Well, I briefly tried Elite Dangerous with the maximum DSR oversampling (4K, I think) and the fans went crazy. There are three of them on this card, it sounded like a hairdryer.
Nothing else has taxed it quite that much, so far. It just cruises through every other game (my monitor is only 1920x1200, so oversampling seems to be the only way to bring this GPU to its knees).
Come on, Apple, they've released the mobile versions now. There's no excuse not to get these in the next generation of real Macs.
I'm not much a PC gamer, but the hardest one I had running was Witcher 3 (I think it tops out the GPU), and the EVGA card I have is OC'd out of the box and it runs around 75c under load.
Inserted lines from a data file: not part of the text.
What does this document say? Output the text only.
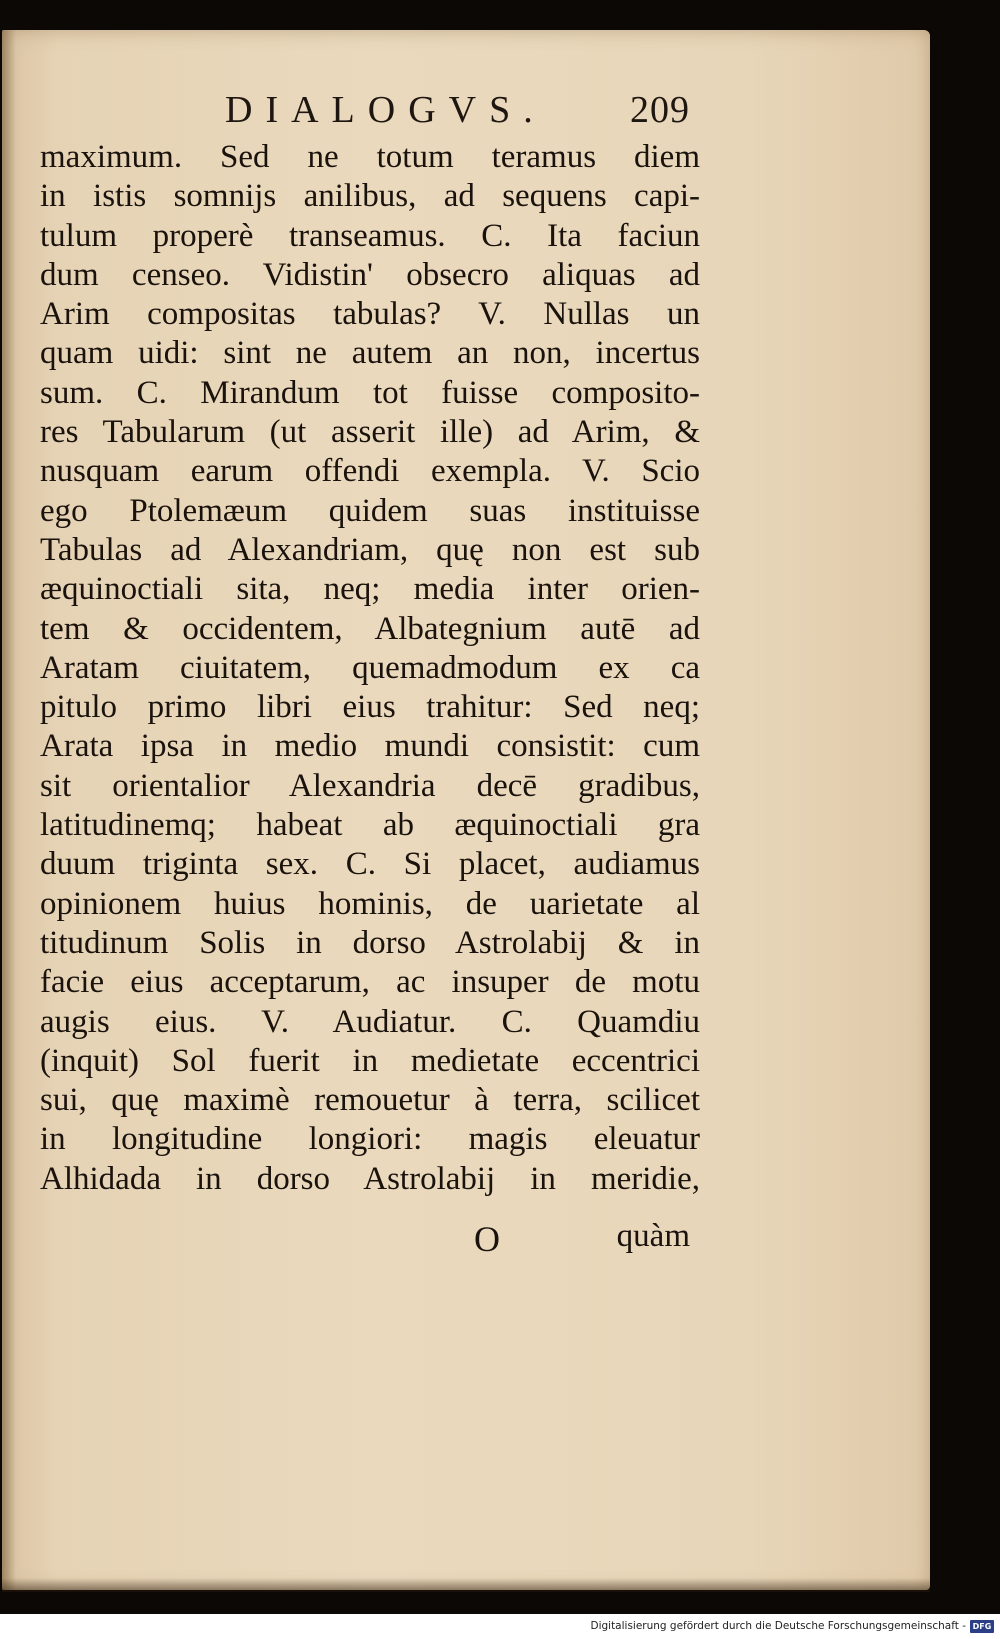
DIALOGVS. 209
maximum. Sed ne totum teramus diem
in istis somnijs anilibus, ad sequens capi-
tulum properè transeamus. C. Ita faciun
dum censeo. Vidistin' obsecro aliquas ad
Arim compositas tabulas? V. Nullas un
quam uidi: sint ne autem an non, incertus
sum. C. Mirandum tot fuisse composito-
res Tabularum (ut asserit ille) ad Arim, &
nusquam earum offendi exempla. V. Scio
ego Ptolemæum quidem suas instituisse
Tabulas ad Alexandriam, quę non est sub
æquinoctiali sita, neq; media inter orien-
tem & occidentem, Albategnium autē ad
Aratam ciuitatem, quemadmodum ex ca
pitulo primo libri eius trahitur: Sed neq;
Arata ipsa in medio mundi consistit: cum
sit orientalior Alexandria decē gradibus,
latitudinemq; habeat ab æquinoctiali gra
duum triginta sex. C. Si placet, audiamus
opinionem huius hominis, de uarietate al
titudinum Solis in dorso Astrolabij & in
facie eius acceptarum, ac insuper de motu
augis eius. V. Audiatur. C. Quamdiu
(inquit) Sol fuerit in medietate eccentrici
sui, quę maximè remouetur à terra, scilicet
in longitudine longiori: magis eleuatur
Alhidada in dorso Astrolabij in meridie,
O	quàm
Digitalisierung gefördert durch die Deutsche Forschungsgemeinschaft - DFG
The fans kick in and spin at around 50%, but I set a curve on the fan to hit it higher a bit. It's very quiet.
If your case has decent cooling, the GPU shouldn't be hitting the fans at 100%. I think it's the cooler that matters, and from what I've seen the EVGA ACX coolers are really good and quiet.
Also really well programmed apps/games won't hit the card that hard, this thing is a beast and can run on low power for most 3d games. I run at 1440p.
Also regarding the mobile versions, it's crazy they actually put the FULL 1080 Pascal GPU in laptops now (albeit they're fat and wonky)...but it just shows how far GPUs have come.
I really doubt Apple will use nVidia again for a while, they prefer AMD and I assume they get really good prices en masse from AMD on their lower tier GPUs. They even cut a deal on the Trash Pro GPU's where each GPU cost $600 instead of $3000.
I just really wish Apple would give the option to go between AMD and nVidia on iMacs and Mac Pros. They use Xeon and workstation components so I assume they don't want to move to a full consumer desktop platform with the Mac Pros, which is sad because Xeons are the same as i7s, except they usually have more cores that run at lower clock speeds per core.